Hala moved into a house with Khaled close to where her family lived. One day in mid-September 2013, she was visiting them while her husband was at work. A rocket hit the building as her mother prepared food in the kitchen. Hala and her brothers fell to the floor - but the room where her mother was suffered the full force of the blast.
"She was covered in blood, all over her chest and body," says Hala, referring to her mother. "She died instantly when a big piece of metal hit her heart and killed her."
At the time Hala was a few weeks pregnant but the shock of the attack caused her to miscarriage, she learned later at the hospital.
"Suddenly I became mum and dad to my brothers," she says. "They had no one to stay with but me. The bombs and the attacks kept going on our street. The whole city was being hit constantly."

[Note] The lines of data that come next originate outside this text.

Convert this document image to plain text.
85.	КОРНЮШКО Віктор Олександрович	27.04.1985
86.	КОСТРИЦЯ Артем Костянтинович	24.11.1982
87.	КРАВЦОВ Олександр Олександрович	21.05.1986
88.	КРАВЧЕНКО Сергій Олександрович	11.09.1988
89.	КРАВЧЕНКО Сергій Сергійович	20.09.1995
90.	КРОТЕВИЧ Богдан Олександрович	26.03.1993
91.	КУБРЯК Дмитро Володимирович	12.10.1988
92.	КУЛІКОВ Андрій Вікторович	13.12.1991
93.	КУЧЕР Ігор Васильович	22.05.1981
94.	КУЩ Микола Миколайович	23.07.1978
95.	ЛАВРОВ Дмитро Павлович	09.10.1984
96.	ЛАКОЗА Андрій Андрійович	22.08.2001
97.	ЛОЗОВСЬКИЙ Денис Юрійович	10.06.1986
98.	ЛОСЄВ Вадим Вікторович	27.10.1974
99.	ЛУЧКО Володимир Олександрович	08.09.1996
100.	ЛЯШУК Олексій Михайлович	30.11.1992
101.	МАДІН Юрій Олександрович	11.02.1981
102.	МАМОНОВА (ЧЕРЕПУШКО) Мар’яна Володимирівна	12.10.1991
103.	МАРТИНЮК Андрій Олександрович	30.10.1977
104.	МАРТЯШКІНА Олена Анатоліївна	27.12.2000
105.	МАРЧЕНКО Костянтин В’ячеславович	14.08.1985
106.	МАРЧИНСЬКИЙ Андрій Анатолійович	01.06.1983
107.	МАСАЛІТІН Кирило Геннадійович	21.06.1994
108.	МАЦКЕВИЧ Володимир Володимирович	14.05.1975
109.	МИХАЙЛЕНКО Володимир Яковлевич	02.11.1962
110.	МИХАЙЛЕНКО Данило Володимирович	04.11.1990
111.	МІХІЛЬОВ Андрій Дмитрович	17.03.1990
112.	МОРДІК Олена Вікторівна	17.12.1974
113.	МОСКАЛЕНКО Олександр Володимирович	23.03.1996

But despite the constant danger, Hala did not want to leave the city. "I couldn't because my dad and mum are buried here," she says. "How could I bear being away from them? I couldn't."
Flight from Aleppo
In 2015, the area again found itself the target of devastating air strikes. "The neighbour shouted to us to get down to the basement," says Hala. "We got down, but it wasn't safe enough and the building collapsed. It was a massive rocket."
She woke up in the hospital with injuries to her leg and head, only to learn that Maya, her sister, and Khaled had died in the attack. Their home had also been destroyed.
"Homeless, with no parents or husband and a dead sister and dead baby, and I am just 16 years old. These are my memories and my life right now," said Hala.
Hala and her brothers were put up in a house by her mother-in-law's family and survived thanks to the kindness and charity of their neighbours.
Along with tens of thousands of other residents they were eventually evacuated from Aleppo in December 2016 as part of a deal which returned the eastern part of the city to government control.
Six months on, Hala and her brothers live in a camp for orphans in Idlib province, studying for an uncertain future as the Syrian war continues to shift around them.
"I love my brothers and will stay with them to protect and raise them properly," she says. "Like my mum did for me when I was their age."